Similarly, when researchers did a GWAS study looking at elite athletes, they found a variant in the ACTN3 gene. ACTN3 provides the instructions needed to make a protein  that helps with the formation of the fast-twitch muscles that give sprint power. About 18% of people have two “broken” versions of the ACTN3 gene, which does not make any protein at all. Only 6% of Elite power athletes have two broken versions, so we can say the functioning variant is associated with elite power athletes.5

But 6% is not 0%! Some elite power athletes do still have two broken versions of the ACTN3 gene! This kind of partial effect is what we almost always find with GWAS studies - rarely will a variant guarantee an outcome one way or another, instead they just push probabilities slightly up or down.

And importantly, having panniers on your bike isn’t universally bad! If you were trying to haul back groceries from the store, you would be really happy to have a bike with panniers. 

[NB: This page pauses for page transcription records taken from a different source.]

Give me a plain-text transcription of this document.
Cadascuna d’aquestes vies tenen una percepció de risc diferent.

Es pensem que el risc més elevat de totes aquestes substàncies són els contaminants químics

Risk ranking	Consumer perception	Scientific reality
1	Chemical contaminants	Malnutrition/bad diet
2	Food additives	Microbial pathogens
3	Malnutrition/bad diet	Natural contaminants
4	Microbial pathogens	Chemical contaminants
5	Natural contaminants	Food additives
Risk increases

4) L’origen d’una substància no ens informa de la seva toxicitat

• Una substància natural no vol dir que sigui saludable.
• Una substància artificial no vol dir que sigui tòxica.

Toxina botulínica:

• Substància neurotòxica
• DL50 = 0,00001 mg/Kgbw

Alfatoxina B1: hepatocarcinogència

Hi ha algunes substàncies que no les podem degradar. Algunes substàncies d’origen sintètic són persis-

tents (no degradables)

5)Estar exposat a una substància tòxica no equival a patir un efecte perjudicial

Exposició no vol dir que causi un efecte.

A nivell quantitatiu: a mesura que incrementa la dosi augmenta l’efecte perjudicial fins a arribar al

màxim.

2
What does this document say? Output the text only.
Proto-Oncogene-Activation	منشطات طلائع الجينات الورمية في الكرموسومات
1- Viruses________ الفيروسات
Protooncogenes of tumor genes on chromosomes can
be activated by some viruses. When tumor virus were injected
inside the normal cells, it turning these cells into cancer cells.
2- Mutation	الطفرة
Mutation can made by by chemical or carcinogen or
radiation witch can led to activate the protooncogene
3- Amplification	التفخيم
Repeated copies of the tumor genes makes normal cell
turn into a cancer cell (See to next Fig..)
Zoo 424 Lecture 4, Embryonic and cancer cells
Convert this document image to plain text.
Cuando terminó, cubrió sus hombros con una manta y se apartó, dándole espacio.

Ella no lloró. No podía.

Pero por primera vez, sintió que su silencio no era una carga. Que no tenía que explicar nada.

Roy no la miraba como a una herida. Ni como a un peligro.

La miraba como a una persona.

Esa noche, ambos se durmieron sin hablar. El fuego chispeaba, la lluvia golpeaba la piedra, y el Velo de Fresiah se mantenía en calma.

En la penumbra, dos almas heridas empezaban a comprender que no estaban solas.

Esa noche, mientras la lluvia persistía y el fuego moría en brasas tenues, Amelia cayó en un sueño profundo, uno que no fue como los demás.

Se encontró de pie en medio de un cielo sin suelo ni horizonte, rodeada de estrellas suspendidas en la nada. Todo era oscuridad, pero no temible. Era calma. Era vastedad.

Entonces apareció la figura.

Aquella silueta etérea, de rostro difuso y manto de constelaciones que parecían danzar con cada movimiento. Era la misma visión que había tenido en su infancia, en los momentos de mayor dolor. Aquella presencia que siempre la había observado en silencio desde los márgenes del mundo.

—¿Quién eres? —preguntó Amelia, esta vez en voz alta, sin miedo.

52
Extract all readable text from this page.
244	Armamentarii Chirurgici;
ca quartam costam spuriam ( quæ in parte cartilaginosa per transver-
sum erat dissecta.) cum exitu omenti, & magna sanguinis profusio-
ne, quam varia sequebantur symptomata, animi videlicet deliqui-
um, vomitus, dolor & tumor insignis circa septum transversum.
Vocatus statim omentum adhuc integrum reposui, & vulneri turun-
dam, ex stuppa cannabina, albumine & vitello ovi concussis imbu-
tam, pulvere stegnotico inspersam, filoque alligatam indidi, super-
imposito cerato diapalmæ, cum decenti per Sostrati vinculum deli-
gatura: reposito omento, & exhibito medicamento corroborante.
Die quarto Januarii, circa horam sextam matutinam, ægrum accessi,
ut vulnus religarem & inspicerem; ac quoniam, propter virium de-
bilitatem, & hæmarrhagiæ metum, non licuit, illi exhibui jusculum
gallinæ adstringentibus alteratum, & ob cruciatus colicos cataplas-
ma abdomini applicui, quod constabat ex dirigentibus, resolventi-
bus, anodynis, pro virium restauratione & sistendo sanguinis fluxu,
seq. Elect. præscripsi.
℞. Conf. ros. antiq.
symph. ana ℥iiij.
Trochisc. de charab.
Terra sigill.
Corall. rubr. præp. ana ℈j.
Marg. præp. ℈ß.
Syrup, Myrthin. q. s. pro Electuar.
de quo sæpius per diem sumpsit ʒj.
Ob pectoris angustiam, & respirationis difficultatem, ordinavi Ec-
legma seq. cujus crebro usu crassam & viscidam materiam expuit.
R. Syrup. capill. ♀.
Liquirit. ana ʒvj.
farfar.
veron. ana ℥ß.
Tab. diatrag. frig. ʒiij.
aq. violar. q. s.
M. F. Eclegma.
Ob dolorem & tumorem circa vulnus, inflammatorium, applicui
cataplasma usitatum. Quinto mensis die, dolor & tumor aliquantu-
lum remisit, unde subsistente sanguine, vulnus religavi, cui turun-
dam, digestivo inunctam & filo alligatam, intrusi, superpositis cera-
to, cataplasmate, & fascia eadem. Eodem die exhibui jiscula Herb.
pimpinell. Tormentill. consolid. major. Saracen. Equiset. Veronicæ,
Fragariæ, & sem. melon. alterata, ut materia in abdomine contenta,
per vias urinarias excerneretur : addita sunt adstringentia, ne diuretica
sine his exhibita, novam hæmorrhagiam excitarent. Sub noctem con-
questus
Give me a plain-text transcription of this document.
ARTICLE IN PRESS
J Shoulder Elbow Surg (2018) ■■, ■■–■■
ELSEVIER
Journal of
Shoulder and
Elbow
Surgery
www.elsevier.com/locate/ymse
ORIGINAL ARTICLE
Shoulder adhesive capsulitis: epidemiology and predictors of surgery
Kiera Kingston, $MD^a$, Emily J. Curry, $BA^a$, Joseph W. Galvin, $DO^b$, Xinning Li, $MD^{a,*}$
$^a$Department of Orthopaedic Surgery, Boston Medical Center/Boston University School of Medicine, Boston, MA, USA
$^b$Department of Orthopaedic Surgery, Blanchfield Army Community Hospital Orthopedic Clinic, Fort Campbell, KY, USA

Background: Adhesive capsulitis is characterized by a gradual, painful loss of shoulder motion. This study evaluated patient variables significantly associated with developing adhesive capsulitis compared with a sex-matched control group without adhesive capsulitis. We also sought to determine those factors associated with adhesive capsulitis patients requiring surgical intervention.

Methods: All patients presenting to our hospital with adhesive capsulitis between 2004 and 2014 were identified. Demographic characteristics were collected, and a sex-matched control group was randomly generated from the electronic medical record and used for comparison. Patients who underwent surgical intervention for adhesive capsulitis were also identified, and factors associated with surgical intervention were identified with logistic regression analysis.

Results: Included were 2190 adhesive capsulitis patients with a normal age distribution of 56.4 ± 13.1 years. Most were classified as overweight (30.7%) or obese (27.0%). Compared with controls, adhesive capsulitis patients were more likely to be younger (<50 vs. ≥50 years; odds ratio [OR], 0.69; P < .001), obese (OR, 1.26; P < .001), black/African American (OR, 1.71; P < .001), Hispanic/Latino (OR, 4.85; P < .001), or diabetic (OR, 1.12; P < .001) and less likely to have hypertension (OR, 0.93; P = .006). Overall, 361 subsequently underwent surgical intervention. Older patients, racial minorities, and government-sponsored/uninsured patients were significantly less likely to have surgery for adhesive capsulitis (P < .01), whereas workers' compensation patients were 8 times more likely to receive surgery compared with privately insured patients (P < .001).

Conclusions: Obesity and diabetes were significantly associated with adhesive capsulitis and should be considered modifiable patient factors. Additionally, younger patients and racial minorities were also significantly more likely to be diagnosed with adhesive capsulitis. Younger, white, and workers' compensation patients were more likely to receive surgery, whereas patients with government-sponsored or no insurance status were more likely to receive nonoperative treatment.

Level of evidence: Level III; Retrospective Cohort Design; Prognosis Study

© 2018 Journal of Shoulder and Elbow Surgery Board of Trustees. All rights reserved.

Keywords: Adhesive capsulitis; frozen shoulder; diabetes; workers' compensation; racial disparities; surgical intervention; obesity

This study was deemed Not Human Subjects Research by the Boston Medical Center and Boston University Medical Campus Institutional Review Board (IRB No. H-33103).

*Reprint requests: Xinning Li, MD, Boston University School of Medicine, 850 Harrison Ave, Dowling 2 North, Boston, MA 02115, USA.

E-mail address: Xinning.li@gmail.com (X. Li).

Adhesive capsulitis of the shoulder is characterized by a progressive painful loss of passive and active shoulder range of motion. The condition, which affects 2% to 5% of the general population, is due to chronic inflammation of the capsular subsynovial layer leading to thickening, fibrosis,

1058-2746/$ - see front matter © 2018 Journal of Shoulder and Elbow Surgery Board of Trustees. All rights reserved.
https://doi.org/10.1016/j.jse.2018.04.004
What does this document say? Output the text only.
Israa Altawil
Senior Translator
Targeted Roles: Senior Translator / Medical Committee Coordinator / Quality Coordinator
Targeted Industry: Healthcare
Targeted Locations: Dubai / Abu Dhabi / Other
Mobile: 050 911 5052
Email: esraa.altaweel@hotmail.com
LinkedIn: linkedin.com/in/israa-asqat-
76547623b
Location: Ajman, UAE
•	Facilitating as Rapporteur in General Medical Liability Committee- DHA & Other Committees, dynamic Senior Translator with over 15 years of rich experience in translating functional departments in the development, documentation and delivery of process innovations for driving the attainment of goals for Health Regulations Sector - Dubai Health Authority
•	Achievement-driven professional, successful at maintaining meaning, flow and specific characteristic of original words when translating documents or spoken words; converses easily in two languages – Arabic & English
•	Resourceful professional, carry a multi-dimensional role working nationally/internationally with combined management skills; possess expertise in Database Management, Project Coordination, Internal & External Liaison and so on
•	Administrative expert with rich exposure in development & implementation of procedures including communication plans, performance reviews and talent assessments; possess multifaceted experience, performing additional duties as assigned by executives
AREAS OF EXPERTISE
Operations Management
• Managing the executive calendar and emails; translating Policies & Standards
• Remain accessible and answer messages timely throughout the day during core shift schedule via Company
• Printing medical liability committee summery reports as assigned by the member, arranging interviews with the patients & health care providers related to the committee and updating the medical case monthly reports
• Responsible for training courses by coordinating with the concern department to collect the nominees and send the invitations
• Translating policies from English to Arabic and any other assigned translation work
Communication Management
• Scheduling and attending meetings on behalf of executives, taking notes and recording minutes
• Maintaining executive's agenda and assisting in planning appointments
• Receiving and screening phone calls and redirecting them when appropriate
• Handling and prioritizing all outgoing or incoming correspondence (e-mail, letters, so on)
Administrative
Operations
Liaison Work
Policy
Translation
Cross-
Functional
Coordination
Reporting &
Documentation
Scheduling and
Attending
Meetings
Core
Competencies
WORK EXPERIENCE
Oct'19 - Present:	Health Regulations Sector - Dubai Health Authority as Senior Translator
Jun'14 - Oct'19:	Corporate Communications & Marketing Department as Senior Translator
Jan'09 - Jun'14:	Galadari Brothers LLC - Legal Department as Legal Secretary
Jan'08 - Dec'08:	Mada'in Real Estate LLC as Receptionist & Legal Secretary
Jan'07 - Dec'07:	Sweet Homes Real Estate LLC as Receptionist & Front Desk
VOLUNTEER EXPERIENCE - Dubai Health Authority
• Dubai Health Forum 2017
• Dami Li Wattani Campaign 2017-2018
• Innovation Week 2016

Elite endurance athletes are actually more likely to have the broken version of ACTN3: 24% have two broken copies compared to 18% in the general population. Potentially, without the variant that forms fast-twitch muscle fibers, they are left with more of the slow-twitch muscle fibers important for endurance.5 But again there are still plenty of elite endurance athletes that have the fully functioning fast-twitch version  - it might make a certain type of athleticism more likely but it does not guarantee it.

Athleticism and human health 

All this is interesting for our nurture vs nature debate, but it also has real implications for human health. For instance, most work on heart disease looks into what is going wrong in people’s hearts and then tries to come up with drugs to fix those problems. But a parallel approach is to look at what’s going right with people that have exceptionally good hearts (say very high VO2 max) and try to make drugs to promote those things.6 In this way, studying the genes of athletes can improve the lives and health of everyone, elite athletes or not.

Author: Kate Lawrence

When this answer was published in 2025, Kate was a Ph.D. candidate in the Department of Genetics, studying statistical methods to link genes and genetic variants to molecular traits and complex diseases in Stephen Montgomery’s laboratory. Kate wrote this answer while participating in the Stanford at The Tech program.